We stay at home, us mums. We are the group known as stay at home mums (or moms for the born and bred North Americans).
But are we sahm by title only, or are we living out this label? Notice the last word…mum.
Today I sat with my three year old and watched him play as I stubbornly sat, drinking my coffee, without wanting to play with him. 6:30 is not always the greatest time to catch me in a ninja fighting sort of mood so I sat there and watched. Breakfast followed, with clean up in tow and then clearing out the house for errands in the city. Home for lunch, quiet time, dinner prep, dinner eating, dinner clean up, bath, book and…bed. Now I sit and wonder, was I a good Mum today?
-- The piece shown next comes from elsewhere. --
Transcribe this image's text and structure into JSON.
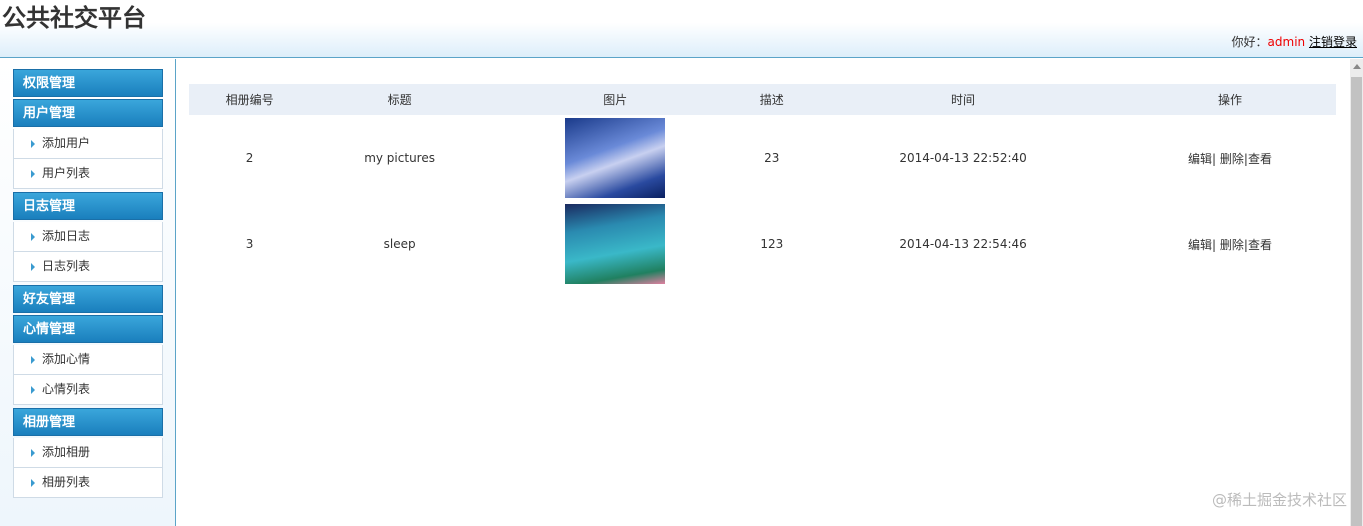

Sure the house is tidied, the laundry…kind of sorted (never fully gets done in this house), the babies were fed and the pets are still alive. I also managed to move the queen mattress out of the bedroom, down the 13 steps to the back yard, knocking out a pathway lamp along the way, and left it lying strategically in the way of the stairs so my loving husband can maybe shift it to the side of the road to be disposed of. So lots done! But was I a good Mum.
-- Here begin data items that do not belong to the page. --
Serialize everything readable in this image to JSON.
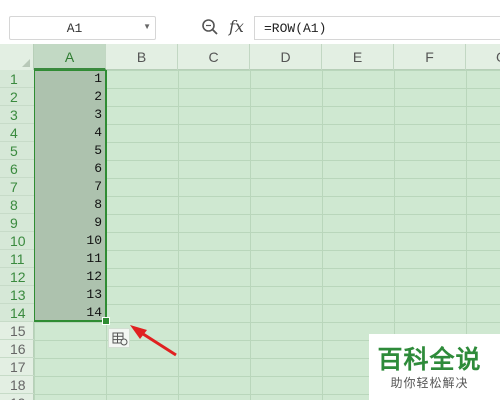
{
  "formula_bar": {
    "name_box": "A1",
    "fx_label": "fx",
    "formula": "=ROW(A1)"
  },
  "columns": [
    "A",
    "B",
    "C",
    "D",
    "E",
    "F",
    "G"
  ],
  "rows": [
    "1",
    "2",
    "3",
    "4",
    "5",
    "6",
    "7",
    "8",
    "9",
    "10",
    "11",
    "12",
    "13",
    "14",
    "15",
    "16",
    "17",
    "18",
    "19"
  ],
  "cells_A": [
    "1",
    "2",
    "3",
    "4",
    "5",
    "6",
    "7",
    "8",
    "9",
    "10",
    "11",
    "12",
    "13",
    "14"
  ],
  "selected_column": "A",
  "selected_rows_count": 14,
  "icons": {
    "zoom": "zoom-icon",
    "name_box_dropdown": "chevron-down-icon",
    "autofill": "autofill-options-icon",
    "arrow": "red-arrow-icon"
  },
  "colors": {
    "accent": "#2f8c33",
    "sheet_bg": "#cfe8d1",
    "arrow": "#e02020"
  },
  "watermark": {
    "main": "百科全说",
    "sub": "助你轻松解决"
  }
}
I was a great stay at home launderer, a stay at home chef, a stay at home business woman, a stay at home pet sitter, a stay at home cleaner…but that is not my title. Was I a good mum?
How often do I walk past my son racing cars on the kitchen floor to get the crumbs swept up, or put down my daughter so I can pick up another basket of washing. Yes, these things need to be done but I never want my other jobs to trump my Mum job and today I felt more of everything but a stay at home mum.
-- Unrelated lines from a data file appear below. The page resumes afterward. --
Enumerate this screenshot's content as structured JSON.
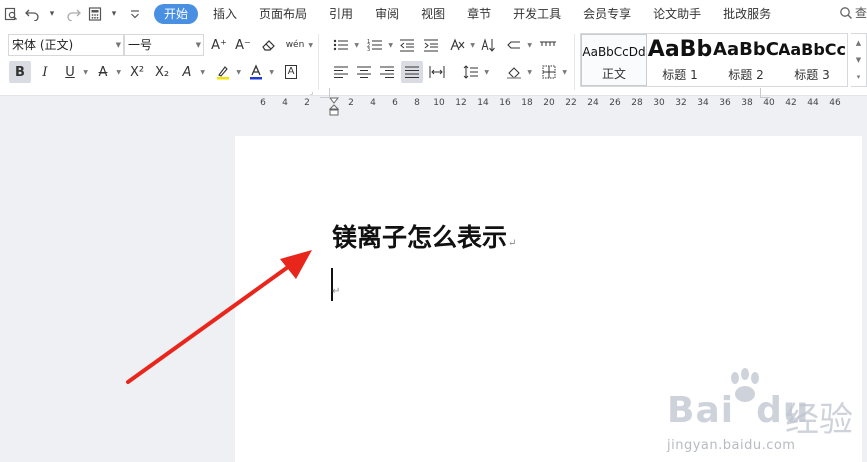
{
  "menubar": {
    "tabs": [
      "开始",
      "插入",
      "页面布局",
      "引用",
      "审阅",
      "视图",
      "章节",
      "开发工具",
      "会员专享",
      "论文助手",
      "批改服务"
    ],
    "active_tab": "开始",
    "search_label": "查",
    "accent_color": "#4a90e2"
  },
  "quick_access": {
    "icons": [
      "preview-icon",
      "undo-icon",
      "redo-icon",
      "calculator-icon",
      "customize-icon"
    ]
  },
  "ribbon": {
    "font_name": "宋体 (正文)",
    "font_size": "一号",
    "increase_font_glyph": "A⁺",
    "decrease_font_glyph": "A⁻",
    "pinyin_glyph": "wén",
    "bold_glyph": "B",
    "italic_glyph": "I",
    "underline_glyph": "U",
    "strikethrough_glyph": "A",
    "superscript_glyph": "X²",
    "subscript_glyph": "X₂",
    "text_effect_glyph": "A",
    "highlight_glyph": "ℓ",
    "font_color_glyph": "A",
    "char_border_glyph": "A",
    "font_color": "#1f3bd6",
    "highlight_color": "#f2e600",
    "styles": [
      {
        "sample": "AaBbCcDd",
        "name": "正文"
      },
      {
        "sample": "AaBb",
        "name": "标题 1"
      },
      {
        "sample": "AaBbC",
        "name": "标题 2"
      },
      {
        "sample": "AaBbCc",
        "name": "标题 3"
      }
    ]
  },
  "ruler": {
    "labels": [
      "6",
      "4",
      "2",
      "2",
      "4",
      "6",
      "8",
      "10",
      "12",
      "14",
      "16",
      "18",
      "20",
      "22",
      "24",
      "26",
      "28",
      "30",
      "32",
      "34",
      "36",
      "38",
      "40",
      "42",
      "44",
      "46"
    ]
  },
  "document": {
    "heading": "镁离子怎么表示",
    "paragraph_mark": "↵"
  },
  "annotation": {
    "arrow_color": "#e8261c"
  },
  "watermark": {
    "brand": "Bai",
    "brand2": "du",
    "product": "经验",
    "url": "jingyan.baidu.com"
  }
}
Why? Why do these other moments creep in and steal our attention away from our most precious children? Is it because their growth is not as quickly seen as is the instant reward of a clean floor or an empty laundry basket? Is it because we reason we are with them all day and can therefore be doing things around them instead of with them? Is it because we have a partner who has expectations to meet and that does not always include a day out at the park leaving sandwiches on a paper towel for dinner? Or is it because we do not take seriously the speed with which our children grow, change, develop and move past their current stages of life? They are all questions, because I am working through this myself. I want to be a stay at home mum first. My children should get the best of us throughout the day, not the smears over the windows that again need to be cleaned.
Tomorrow I will be there. I will be present. I will do what needs to be done but I will not revolve my day around those things, they will instead fit into my day where possible.
We are the stay at home mums. Let’s be mums while we can and cleaners when we can no longer.